AlexCouch / jewl-go

jewl-go is a go friendly performance analysis library
1 stars 1 forks source link

Recorder does not work with goroutines #9

Open AlexCouch opened 8 months ago

AlexCouch commented 8 months ago

Issue

In commit 6715e3a, there is a new test which runs the bubble sort as a set of goroutines instead of a sequence of function calls. It results in errors that does not occur in non-concurrent code. They seem to vary seemingly randomly meaning it may be a race condition in more than one area.

Solution

The solution may be to add a lock to the cache file and project file.

err := syscall.Flock(int(file.Fd()), syscall.LOCK_EX)
AlexCouch commented 8 months ago

While debugging the current issues with the current commit, I realized that the goroutines are causing a race condition with the cache. We need a way to distinguish between goroutines and non-goroutines. I'm thinking we could use a map of goroutine IDs to stacks which can be cached as a map. I found this stackoverflow which gives us a way to get the gid

AlexCouch commented 8 months ago

Please ignore the sudden closing. That was a mistake.

AlexCouch commented 8 months ago

Right now, the stack is all bugged out. Stop seems to be dysfunctional at the moment. Adding new frames does not seem to be the problem, but the new stack is not working right. An example of how bugged the new stack is:

julia> display(proj)
Jewl.Project(Dict{String, Array{Int64}}("github.com/alexcouch/jewl-go.TestFrame" => [0], "github.com/alexcouch/jewl-go.bubbleSort" => [0, 1, 2, 0, 0, 0, 0, 0, 0, 0]),...

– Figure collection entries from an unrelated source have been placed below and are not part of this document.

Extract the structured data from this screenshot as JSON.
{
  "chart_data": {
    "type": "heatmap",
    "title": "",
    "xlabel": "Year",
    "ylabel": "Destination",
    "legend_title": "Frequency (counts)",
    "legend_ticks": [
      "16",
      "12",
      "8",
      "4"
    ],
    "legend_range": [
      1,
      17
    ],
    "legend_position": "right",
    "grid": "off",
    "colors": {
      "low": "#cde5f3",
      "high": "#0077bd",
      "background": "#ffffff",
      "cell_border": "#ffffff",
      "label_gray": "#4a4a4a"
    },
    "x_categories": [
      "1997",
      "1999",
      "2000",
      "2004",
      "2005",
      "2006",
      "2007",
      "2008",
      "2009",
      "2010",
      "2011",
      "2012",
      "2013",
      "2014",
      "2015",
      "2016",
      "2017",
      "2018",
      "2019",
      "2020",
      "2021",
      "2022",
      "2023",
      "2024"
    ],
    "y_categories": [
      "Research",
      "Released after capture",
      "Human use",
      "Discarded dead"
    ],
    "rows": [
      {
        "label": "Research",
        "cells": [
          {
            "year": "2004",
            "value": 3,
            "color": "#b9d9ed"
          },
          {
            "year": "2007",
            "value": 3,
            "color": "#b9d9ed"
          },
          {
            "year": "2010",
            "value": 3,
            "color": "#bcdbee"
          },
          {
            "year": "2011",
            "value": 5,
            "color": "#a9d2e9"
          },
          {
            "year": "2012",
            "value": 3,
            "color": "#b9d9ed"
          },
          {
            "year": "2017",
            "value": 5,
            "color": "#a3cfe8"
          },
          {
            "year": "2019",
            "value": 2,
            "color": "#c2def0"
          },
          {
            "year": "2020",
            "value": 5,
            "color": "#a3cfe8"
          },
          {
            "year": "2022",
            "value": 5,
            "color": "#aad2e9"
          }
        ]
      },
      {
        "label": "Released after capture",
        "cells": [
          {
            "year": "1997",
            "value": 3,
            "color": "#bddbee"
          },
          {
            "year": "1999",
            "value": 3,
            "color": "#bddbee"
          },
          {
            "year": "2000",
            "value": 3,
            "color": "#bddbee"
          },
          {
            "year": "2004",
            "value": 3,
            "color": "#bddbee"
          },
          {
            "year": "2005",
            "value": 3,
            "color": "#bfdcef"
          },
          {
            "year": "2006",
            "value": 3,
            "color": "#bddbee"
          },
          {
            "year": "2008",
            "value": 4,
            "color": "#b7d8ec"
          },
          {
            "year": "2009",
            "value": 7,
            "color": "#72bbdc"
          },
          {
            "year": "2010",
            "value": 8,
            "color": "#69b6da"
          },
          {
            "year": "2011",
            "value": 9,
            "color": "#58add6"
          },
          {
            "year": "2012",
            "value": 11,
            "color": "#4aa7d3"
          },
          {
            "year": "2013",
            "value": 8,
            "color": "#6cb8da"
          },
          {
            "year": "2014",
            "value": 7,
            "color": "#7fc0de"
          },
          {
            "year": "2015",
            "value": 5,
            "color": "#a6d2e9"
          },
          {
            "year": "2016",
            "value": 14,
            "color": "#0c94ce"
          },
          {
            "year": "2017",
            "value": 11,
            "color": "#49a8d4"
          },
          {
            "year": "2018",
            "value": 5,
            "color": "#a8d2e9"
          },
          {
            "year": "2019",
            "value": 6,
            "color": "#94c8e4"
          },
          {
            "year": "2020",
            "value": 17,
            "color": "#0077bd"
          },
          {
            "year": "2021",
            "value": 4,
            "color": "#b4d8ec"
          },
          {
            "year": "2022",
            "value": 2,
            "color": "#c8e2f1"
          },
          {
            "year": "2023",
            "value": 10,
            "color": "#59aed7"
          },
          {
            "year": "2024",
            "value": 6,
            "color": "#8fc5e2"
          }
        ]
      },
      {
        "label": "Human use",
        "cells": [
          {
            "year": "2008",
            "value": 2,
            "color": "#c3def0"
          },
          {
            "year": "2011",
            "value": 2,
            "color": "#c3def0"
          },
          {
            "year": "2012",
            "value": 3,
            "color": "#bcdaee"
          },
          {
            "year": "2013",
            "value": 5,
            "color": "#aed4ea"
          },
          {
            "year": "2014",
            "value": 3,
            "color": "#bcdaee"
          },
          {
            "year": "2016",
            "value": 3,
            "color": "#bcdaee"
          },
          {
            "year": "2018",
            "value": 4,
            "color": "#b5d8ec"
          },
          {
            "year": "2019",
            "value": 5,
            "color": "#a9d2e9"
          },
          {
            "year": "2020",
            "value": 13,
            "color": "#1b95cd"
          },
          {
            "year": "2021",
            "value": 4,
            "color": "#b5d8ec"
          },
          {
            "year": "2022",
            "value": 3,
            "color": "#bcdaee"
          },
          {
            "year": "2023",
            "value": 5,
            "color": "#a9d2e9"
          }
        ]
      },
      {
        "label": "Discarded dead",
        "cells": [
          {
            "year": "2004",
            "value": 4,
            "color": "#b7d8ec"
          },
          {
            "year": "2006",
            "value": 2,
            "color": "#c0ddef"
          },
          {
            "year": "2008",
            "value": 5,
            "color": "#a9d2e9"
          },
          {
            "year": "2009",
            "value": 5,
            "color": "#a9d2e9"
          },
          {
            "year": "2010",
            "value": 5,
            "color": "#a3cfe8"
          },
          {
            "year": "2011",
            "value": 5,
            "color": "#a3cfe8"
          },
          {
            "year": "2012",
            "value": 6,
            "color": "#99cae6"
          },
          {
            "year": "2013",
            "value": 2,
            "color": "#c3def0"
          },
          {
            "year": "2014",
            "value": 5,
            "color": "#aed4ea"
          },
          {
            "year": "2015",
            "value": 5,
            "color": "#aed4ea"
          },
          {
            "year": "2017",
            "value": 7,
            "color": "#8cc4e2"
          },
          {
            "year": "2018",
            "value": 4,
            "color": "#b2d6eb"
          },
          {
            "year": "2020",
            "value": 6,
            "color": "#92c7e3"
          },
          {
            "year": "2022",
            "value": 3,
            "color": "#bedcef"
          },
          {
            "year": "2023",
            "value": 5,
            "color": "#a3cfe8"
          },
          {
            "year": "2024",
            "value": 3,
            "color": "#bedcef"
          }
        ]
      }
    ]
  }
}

In the proj when loaded by Jewl, it shows that the bubbleSort function is mapped to indices 0, 1, 2 and 0 a bunch of times. It's being called 10 times so it has 10 indies. However, when looking at the full proj output in julia, none of the frames have been stopped correctly. TestFrame's frame is a negative duration, and all the others have a 0 end and 0 duration. Also, the data have been added to the wrong frames. Some data which should be in the innerFrame or outerFrame, have been added to TestFrame.

This means that there is a bug in the way we get the top of the stack. I wonder if we are having issues with caching it. I changed the cache to json to make it easier to read. Also, Stop is definitely a place to look as well.